Monday, Jun. 10, 1991

Bugging Big Paul

By John Elson

BOSS OF BOSSES

by Joseph F. O'Brien and Andris Kurins; Simon & Schuster 364 pages; $22.95

In 1983, against considerable odds, the two FBI special agents who authored this slam-bang policier placed a bug in the Staten Island mansion of Paul ("the Pope") Castellano, New York City's boss of crime bosses. The tap eventually led to the indictment of Castellano, along with more than 100 of his underlings, in the so-called Commission case. Joseph O'Brien and Andris Kurins did the honors, but more like courtiers than arresting officers. They took Castellano to the federal court complex in Manhattan by a back way to avoid the flashbulbs. When the aging diabetic felt a little peckish, they secretly drove him to a favorite deli so he could enjoy a corned beef on rye with celery tonic.

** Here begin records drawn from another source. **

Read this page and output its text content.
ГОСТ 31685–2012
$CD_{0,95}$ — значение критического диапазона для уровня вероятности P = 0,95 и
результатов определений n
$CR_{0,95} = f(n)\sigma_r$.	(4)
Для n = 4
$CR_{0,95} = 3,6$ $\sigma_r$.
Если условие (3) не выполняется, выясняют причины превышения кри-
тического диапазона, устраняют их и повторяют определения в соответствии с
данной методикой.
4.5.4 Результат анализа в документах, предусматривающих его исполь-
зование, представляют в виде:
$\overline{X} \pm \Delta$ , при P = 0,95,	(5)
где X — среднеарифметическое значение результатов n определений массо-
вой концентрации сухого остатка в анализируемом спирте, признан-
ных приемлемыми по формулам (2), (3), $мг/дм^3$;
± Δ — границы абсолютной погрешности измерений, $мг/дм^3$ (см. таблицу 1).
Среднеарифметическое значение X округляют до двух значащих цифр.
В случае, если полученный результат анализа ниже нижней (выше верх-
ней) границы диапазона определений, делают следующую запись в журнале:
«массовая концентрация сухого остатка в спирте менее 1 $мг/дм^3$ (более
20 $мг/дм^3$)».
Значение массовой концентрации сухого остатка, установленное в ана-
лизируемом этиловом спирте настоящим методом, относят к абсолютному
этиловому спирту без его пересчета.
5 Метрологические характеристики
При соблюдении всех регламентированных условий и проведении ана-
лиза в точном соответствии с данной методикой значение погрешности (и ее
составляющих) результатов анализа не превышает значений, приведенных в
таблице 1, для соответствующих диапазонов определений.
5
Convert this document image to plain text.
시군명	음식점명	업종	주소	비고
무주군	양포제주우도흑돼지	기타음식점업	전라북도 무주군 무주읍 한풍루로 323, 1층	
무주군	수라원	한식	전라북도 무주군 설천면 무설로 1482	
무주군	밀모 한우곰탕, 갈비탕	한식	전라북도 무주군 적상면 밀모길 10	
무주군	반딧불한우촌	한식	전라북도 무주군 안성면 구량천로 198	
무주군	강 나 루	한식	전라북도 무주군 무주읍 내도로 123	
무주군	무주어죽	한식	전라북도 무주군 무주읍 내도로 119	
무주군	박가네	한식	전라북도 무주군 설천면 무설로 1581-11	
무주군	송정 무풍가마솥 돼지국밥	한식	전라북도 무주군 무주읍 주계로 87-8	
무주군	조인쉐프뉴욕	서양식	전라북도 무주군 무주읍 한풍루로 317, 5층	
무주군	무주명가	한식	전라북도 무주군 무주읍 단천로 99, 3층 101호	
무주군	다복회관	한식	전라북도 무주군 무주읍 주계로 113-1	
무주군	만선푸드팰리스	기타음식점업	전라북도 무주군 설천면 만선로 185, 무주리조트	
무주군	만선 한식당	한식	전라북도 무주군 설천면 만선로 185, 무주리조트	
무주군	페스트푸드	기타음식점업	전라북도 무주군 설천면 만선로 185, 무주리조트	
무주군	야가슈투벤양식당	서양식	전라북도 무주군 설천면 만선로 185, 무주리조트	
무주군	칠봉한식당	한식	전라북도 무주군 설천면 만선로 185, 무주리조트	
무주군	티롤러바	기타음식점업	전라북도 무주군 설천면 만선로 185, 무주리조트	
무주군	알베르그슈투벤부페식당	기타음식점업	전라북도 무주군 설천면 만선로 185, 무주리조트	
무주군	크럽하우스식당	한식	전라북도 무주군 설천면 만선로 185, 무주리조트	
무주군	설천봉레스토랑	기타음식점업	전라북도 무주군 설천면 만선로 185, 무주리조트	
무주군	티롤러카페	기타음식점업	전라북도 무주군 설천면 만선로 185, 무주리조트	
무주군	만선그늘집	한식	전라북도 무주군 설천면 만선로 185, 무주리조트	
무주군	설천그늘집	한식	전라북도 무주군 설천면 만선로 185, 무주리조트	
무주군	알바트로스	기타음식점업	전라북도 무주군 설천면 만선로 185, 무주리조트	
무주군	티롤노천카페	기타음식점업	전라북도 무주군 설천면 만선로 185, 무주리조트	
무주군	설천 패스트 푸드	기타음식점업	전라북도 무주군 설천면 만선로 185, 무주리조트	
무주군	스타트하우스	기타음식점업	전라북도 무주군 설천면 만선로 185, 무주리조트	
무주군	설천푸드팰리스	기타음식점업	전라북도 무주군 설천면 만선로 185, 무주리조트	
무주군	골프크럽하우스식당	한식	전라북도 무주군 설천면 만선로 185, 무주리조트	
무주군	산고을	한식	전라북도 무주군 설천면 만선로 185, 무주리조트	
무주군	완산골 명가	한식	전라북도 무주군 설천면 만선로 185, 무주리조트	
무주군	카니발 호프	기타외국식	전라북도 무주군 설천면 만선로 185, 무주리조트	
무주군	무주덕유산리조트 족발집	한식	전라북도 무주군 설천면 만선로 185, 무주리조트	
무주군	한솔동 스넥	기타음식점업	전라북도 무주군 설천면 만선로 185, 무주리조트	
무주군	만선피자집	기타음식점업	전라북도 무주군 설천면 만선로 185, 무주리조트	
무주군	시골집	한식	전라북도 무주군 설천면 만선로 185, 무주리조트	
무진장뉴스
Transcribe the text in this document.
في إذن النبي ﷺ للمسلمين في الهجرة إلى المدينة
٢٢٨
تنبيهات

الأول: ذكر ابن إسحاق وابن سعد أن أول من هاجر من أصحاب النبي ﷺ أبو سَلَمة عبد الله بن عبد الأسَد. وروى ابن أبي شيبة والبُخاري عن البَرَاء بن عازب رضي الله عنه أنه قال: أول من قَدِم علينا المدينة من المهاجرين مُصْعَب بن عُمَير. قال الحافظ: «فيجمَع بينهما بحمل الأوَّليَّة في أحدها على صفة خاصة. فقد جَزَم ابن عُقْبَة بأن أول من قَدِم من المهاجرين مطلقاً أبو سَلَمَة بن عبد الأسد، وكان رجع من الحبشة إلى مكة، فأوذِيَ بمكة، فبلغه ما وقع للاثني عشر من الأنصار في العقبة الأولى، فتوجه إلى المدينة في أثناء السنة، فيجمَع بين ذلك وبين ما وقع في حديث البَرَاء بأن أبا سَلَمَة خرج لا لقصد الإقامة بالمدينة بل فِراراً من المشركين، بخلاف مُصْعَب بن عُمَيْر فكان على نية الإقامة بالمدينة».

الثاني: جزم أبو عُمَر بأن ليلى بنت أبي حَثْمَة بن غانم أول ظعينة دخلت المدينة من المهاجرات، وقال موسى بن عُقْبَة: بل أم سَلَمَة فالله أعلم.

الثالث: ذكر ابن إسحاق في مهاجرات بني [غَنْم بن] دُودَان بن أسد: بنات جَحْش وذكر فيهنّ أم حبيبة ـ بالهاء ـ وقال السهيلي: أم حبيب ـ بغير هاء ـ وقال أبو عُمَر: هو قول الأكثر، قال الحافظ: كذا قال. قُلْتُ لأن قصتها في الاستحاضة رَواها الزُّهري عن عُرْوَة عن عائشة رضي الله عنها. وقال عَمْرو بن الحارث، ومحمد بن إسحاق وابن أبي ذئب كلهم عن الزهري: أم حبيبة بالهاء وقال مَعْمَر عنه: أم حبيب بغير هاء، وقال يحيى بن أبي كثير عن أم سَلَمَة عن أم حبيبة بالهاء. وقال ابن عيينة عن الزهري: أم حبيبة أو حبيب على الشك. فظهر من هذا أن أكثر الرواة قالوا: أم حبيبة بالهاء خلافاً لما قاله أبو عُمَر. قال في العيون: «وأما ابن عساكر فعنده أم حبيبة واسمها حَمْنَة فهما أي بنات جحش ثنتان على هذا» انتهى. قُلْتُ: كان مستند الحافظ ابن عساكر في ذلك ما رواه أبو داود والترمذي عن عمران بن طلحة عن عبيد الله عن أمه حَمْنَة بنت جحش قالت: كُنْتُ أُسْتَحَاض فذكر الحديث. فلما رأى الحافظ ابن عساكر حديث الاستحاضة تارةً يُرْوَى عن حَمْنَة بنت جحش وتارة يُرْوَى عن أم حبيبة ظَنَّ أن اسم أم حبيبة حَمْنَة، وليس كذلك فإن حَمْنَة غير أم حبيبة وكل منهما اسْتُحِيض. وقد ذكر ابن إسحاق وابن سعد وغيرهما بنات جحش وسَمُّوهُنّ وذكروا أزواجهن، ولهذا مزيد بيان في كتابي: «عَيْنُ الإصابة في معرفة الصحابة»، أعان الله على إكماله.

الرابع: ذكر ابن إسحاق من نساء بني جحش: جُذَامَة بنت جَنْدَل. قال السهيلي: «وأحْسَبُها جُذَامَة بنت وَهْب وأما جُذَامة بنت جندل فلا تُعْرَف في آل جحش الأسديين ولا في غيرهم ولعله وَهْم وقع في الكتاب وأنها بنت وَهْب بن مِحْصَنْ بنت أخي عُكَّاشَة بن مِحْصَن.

Such is the peculiar intimacy that develops between hunters and quarry. Big Paul Castellano, as the admiring authors describe him, had a certain gritty grandeur. There was one unshakable rule for his boys in the Gambino family: no dealing in drugs. He accepted fiscal tribute from his capos with the lofty dignity of an Indian raja being given his weight in gold by his subjects. And he could discuss, with almost Socratic detachment, the subtleties of when or whether to "whack" a customer who had fallen behind in paying the vig on an extortionate loan.

The bug also disclosed weaknesses that led to the Pope's downfall. Castellano installed a flirty Colombian maid as his mistress -- so flagrantly that his wife left him -- thereby violating the unwritten Mafia law that girlfriends stay discreetly out of sight. He also named his murderous, vile- tempered driver, Tommy Bilotti, as his underboss and heir, a decision that infuriated members of the family. Within the Mob, word got out that Big Paul had lost touch. And so it was that Castellano and Bilotti were shot outside a fancy Manhattan steak house in December 1985. The gunsels were never caught.

Boss of Bosses has an irritating quotient of macho G-man swagger, and some of ghostwriter Laurence Shames' imagery is so hard-boiled it could be served at picnics. (When Gloria, the maid, dropped a steak into hot oil, "it sizzled like a soul in hell.") But the story is fast paced, and the vivid vignettes include the immortal words of a Cosa Nostra capo who was once asked if his beef shipments contained horsemeat. "Well," he answered, "some of it moos and some of it don't moo."